The inconsistency between results showing that nucleosomes form less readily on meDNA¹⁴ and yet are also more tightly bound by DNA⁸ can be resolved if there is a conformational change of meDNA on binding which stiffens it further. The light scattering results for the ratio of hydrodynamic radii, taken together with the lack of an observed conformational transition in solution (except at high salt^{22, 26}) are evidence of a significant interfacial effect driving the stiffening of meDNA at the interface, an effect that would not occur for isolated DNA in solution. It is interesting to note that high resolution x-ray structures show that the methyl groups on cytosine interact strongly with water²⁷, enough so that methyl-binding protein recognizes the hydration shell rather than the methyl group.²⁸ However, this stabilization occurs when the DNA is in the A-form in a crystal²⁷ so this result is not inconsistent with our AFM data.

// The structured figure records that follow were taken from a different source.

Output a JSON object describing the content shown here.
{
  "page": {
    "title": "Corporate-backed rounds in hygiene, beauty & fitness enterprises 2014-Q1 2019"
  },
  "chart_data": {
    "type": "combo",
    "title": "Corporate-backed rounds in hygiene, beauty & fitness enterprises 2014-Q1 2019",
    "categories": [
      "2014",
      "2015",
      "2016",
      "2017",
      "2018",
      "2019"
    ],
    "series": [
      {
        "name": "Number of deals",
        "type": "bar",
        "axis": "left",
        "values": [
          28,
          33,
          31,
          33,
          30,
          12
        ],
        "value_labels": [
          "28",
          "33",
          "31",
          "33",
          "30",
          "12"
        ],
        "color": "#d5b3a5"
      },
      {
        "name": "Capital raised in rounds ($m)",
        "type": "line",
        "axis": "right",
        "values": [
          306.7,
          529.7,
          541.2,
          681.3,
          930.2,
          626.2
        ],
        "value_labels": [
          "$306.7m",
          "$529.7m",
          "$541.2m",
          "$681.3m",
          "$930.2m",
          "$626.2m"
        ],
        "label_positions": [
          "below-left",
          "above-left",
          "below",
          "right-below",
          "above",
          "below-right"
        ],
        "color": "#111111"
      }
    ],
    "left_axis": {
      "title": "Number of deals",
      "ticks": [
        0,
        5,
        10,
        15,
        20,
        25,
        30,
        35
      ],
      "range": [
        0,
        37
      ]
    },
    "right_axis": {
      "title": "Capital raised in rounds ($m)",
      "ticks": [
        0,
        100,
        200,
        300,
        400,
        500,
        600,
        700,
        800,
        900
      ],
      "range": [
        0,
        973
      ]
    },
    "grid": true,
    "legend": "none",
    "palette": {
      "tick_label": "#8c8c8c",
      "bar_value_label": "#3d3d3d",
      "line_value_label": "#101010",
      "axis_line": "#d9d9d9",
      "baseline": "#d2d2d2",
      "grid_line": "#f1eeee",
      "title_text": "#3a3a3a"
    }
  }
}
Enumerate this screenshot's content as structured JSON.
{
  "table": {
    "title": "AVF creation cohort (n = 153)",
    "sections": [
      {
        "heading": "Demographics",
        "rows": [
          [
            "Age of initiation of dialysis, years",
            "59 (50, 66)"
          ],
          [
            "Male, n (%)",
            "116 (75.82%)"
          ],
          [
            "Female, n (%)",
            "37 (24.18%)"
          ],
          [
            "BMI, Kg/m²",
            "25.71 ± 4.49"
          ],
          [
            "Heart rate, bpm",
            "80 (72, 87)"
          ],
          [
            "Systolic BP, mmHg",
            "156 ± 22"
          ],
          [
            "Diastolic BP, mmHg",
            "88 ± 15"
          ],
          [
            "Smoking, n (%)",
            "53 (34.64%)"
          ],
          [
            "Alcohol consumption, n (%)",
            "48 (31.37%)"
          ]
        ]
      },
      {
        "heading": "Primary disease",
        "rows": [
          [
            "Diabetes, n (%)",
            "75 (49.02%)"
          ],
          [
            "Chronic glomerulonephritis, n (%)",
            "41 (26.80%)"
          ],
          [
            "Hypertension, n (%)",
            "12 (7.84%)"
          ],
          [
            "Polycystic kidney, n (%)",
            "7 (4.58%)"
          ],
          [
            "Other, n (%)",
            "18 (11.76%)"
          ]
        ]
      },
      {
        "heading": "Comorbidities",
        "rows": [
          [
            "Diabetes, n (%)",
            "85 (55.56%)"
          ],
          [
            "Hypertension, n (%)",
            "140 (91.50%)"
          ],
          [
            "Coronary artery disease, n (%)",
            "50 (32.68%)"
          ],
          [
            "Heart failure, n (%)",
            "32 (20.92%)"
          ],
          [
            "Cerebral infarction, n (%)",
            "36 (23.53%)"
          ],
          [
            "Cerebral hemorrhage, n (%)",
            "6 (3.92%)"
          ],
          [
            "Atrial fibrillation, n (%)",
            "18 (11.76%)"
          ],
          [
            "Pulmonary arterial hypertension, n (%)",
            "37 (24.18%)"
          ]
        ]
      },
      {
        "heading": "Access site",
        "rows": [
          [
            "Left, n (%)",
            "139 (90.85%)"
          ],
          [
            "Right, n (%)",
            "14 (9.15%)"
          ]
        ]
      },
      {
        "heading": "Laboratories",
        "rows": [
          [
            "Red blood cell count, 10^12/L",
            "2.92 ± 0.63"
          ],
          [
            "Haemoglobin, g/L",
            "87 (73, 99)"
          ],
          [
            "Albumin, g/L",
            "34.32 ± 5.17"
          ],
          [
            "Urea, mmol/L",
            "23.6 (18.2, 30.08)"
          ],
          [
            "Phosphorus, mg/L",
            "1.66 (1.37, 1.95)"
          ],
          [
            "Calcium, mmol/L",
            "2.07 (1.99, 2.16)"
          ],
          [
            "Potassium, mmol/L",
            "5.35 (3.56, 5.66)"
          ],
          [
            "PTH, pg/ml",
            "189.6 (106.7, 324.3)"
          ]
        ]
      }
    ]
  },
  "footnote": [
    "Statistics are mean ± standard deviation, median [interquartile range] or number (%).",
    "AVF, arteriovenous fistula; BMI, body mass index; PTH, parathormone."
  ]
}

An apparent doubling of the persistence length on methylation would imply a doubling of the bending energy of DNA wrapped around a histone octamer, and this additional energy penalty should reduce the frequency of nucleosome formation by ~e² or about 70%. Measured reductions in the frequency of nucleosome formation on methylation are smaller than this (~30%¹⁴) suggesting that there are indeed additional compensating gains in the free energy of nucleosome formation when DNA is methylated. Indeed, such forces must be at play, as the increased hydrophobicity of meDNA will result in an effective force pushing it on to an interface.²⁹ Quantification of this effect, and the relative change in stiffness of DNA on binding an interface (such as a histone octamer in a nucleosome) require further experimental and theoretical studies. Direct measurements of the force required to unpeel nucleosomes would be particularly revealing. Nonetheless, the present work suggests that the increased hydrophobicity of meDNA may make an important contribution to gene silencing.